Remediating cocina data that fails validation

Peter Mangiafico edited this page Sep 2, 2022 · 2 revisions

If you have bad data that fails remediation in cocina-models (e.g. a bad date in the source data that is invalid), you will get a 500 error from Argo (which is passed through from DSA) when trying to view the object in Argo, which will direct you the library status page.

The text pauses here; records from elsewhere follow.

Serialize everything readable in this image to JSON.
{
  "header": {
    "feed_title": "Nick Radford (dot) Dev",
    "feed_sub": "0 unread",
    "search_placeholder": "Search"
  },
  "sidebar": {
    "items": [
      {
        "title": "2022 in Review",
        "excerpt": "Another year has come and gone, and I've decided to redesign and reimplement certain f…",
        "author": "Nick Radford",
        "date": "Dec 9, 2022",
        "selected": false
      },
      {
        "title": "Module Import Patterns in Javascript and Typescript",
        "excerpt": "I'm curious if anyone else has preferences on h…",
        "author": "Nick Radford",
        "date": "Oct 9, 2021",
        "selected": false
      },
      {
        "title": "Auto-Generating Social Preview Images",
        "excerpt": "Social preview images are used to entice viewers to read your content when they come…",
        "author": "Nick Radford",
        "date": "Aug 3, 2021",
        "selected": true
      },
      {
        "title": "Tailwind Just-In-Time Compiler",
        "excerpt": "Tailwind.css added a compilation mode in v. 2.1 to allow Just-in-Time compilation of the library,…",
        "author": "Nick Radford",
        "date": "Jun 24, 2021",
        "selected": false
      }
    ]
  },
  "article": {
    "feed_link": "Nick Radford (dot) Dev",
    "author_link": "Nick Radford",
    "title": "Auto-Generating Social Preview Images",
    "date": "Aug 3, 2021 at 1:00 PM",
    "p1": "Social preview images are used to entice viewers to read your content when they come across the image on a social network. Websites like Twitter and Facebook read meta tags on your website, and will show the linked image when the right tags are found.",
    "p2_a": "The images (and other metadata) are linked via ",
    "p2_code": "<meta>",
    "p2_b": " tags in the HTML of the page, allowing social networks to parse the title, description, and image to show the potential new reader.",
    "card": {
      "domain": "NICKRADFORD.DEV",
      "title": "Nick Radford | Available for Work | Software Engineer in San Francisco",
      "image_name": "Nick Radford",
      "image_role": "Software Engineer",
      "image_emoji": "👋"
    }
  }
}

There will be an HB alert in DSA that looks something like this: https://app.honeybadger.io/projects/50568/faults/87824955

This is coming from validation that is being done in the cocina-models gem: https://github.com/sul-dlss/cocina-models/blob/main/lib/cocina/models/validators/validator.rb

In the example above, it is date validation: https://github.com/sul-dlss/cocina-models/blob/main/lib/cocina/models/validators/date_time_validator.rb

Since the cocina-models gem is throwing a validation error, any app that consumes it will fail to load the cocina, which includes any app which uses the dor-services-client, such as sdr-api, Argo, etc. This will prevent you from loading the object in Argo or fetching it via the sdr-api, even on the command line and Rails console.

In order to edit the data, you need to go DSA, load the cocina manually from the database, alter it as needed to fix the bad data (e.g. the bad date), then save the cocina back to the database. If you have done this in production, you should then version the object in Argo (now that you can load the page again), to ensure the updates are published to PURL and preserved.

Here is an example of fixing a date in production:

ssh dor_services@dor-services-app-prod-b
cd dor_services/current
bundle exec rails c -e p

druid = 'druid:by835gn6234'
dro = Dro.find_by(external_identifier: druid)
dro.description # shows all of the descriptive json

# dig around for what you need to change (helpful to have the bad value you are looking for from the report)
dro.description['event'][0]['date'][0]['structuredValue'][0]
# or 
dro.description.dig('event',0,'date',0,'structuredValue',0)

# change it (ask Arcadia if you need to find out what the valid value should be) and save
dro.description['event'][0]['date'][0]['structuredValue'][0]['value'] = '-0250'
dro.save

You should then be able to load the object in Argo as normal, then version it (at least if in production).